Fachwissen und Erfahrung sichtbar machen
Inhalte, die erkennbar aus eigener Praxis stammen, unterscheiden sich für Leserinnen und Leser spürbar von generischen Zusammenfassungen. Konkrete Fallbeispiele, eigene Beobachtungen, eine klare Haltung zu strittigen Fragen oder ein Hinweis auf die eigene fachliche Perspektive lassen sich von einer KI nicht erfinden, ohne dass es unglaubwürdig wirkt. Nutzen Sie KI daher gezielt für die sprachliche Aufbereitung, während die inhaltliche Substanz aus Ihrem eigenen Wissen stammt. Das gilt besonders für Themen, bei denen Vertrauenswürdigkeit eine grosse Rolle spielt, etwa Gesundheit, Finanzen oder rechtliche Fragen.
Content-Pflege: bestehende Seiten mit KI aktualisieren
SEO ist kein einmaliger Vorgang. Inhalte veralten, neue Aspekte eines Themas entstehen, und Suchergebnisse verändern sich laufend. KI kann helfen, bestehende Seiten schneller auf Aktualisierungsbedarf zu prüfen – etwa indem sie einen vorhandenen Text mit einer aktuellen Zusammenfassung des Themas vergleicht und mögliche Lücken benennt.
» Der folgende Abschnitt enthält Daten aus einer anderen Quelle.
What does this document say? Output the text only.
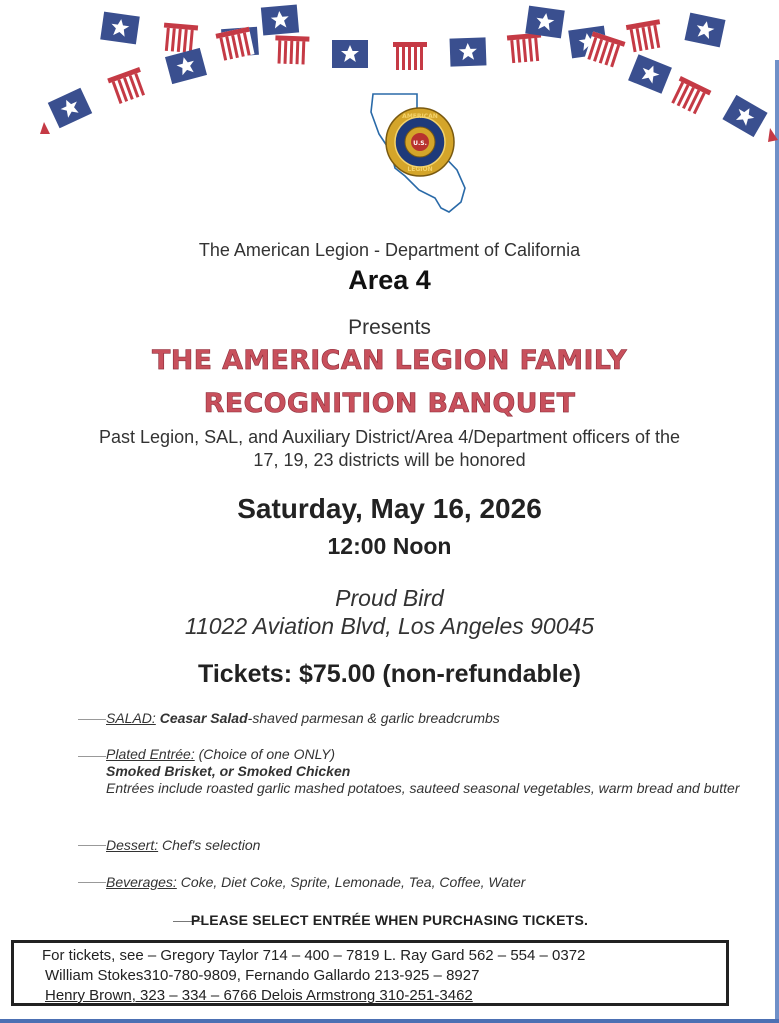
AMERICAN
LEGION
U.S.
The American Legion - Department of California
Area 4
Presents
THE AMERICAN LEGION FAMILY
RECOGNITION BANQUET
Past Legion, SAL, and Auxiliary District/Area 4/Department officers of the
17, 19, 23 districts will be honored
Saturday, May 16, 2026
12:00 Noon
Proud Bird
11022 Aviation Blvd, Los Angeles 90045
Tickets: $75.00 (non-refundable)
SALAD: Ceasar Salad-shaved parmesan & garlic breadcrumbs
Plated Entrée: (Choice of one ONLY)
Smoked Brisket, or Smoked Chicken
Entrées include roasted garlic mashed potatoes, sauteed seasonal vegetables, warm bread and butter
Dessert: Chef's selection
Beverages: Coke, Diet Coke, Sprite, Lemonade, Tea, Coffee, Water
PLEASE SELECT ENTRÉE WHEN PURCHASING TICKETS.
For tickets, see – Gregory Taylor 714 – 400 – 7819 L. Ray Gard 562 – 554 – 0372
William Stokes310-780-9809, Fernando Gallardo 213-925 – 8927
Henry Brown, 323 – 334 – 6766 Delois Armstrong 310-251-3462
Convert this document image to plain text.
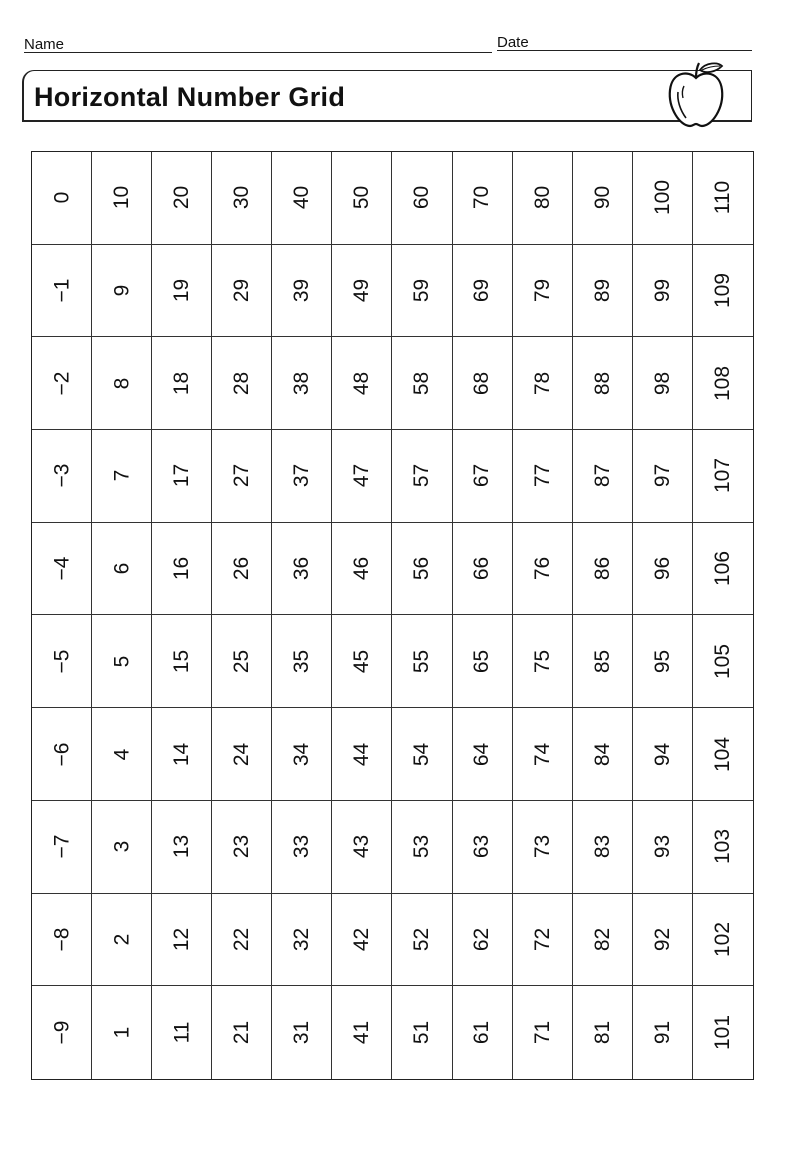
Name	Date
Horizontal Number Grid
0 10 20 30 40 50 60 70 80 90 100 110
−1 9 19 29 39 49 59 69 79 89 99 109
−2 8 18 28 38 48 58 68 78 88 98 108
−3 7 17 27 37 47 57 67 77 87 97 107
−4 6 16 26 36 46 56 66 76 86 96 106
−5 5 15 25 35 45 55 65 75 85 95 105
−6 4 14 24 34 44 54 64 74 84 94 104
−7 3 13 23 33 43 53 63 73 83 93 103
−8 2 12 22 32 42 52 62 72 82 92 102
−9 1 11 21 31 41 51 61 71 81 91 101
Die Entscheidung, was tatsächlich veraltet oder ergänzungsbedürftig ist, sollte weiterhin redaktionell getroffen werden, insbesondere wenn es um Zahlen, rechtliche Angaben oder sich schnell ändernde Sachverhalte geht.
- Regelmässige Sichtung: Bestehende Seiten in festen Abständen auf Aktualität prüfen, nicht nur bei der Erstveröffentlichung.
- Performance einbeziehen: Seiten mit sinkender Sichtbarkeit priorisiert überarbeiten, statt willkürlich vorzugehen.
- Änderungshistorie sinnvoll nutzen: Bei wesentlichen inhaltlichen Aktualisierungen ein Datum der letzten Überarbeitung angeben, wenn es für die Leserschaft relevant ist.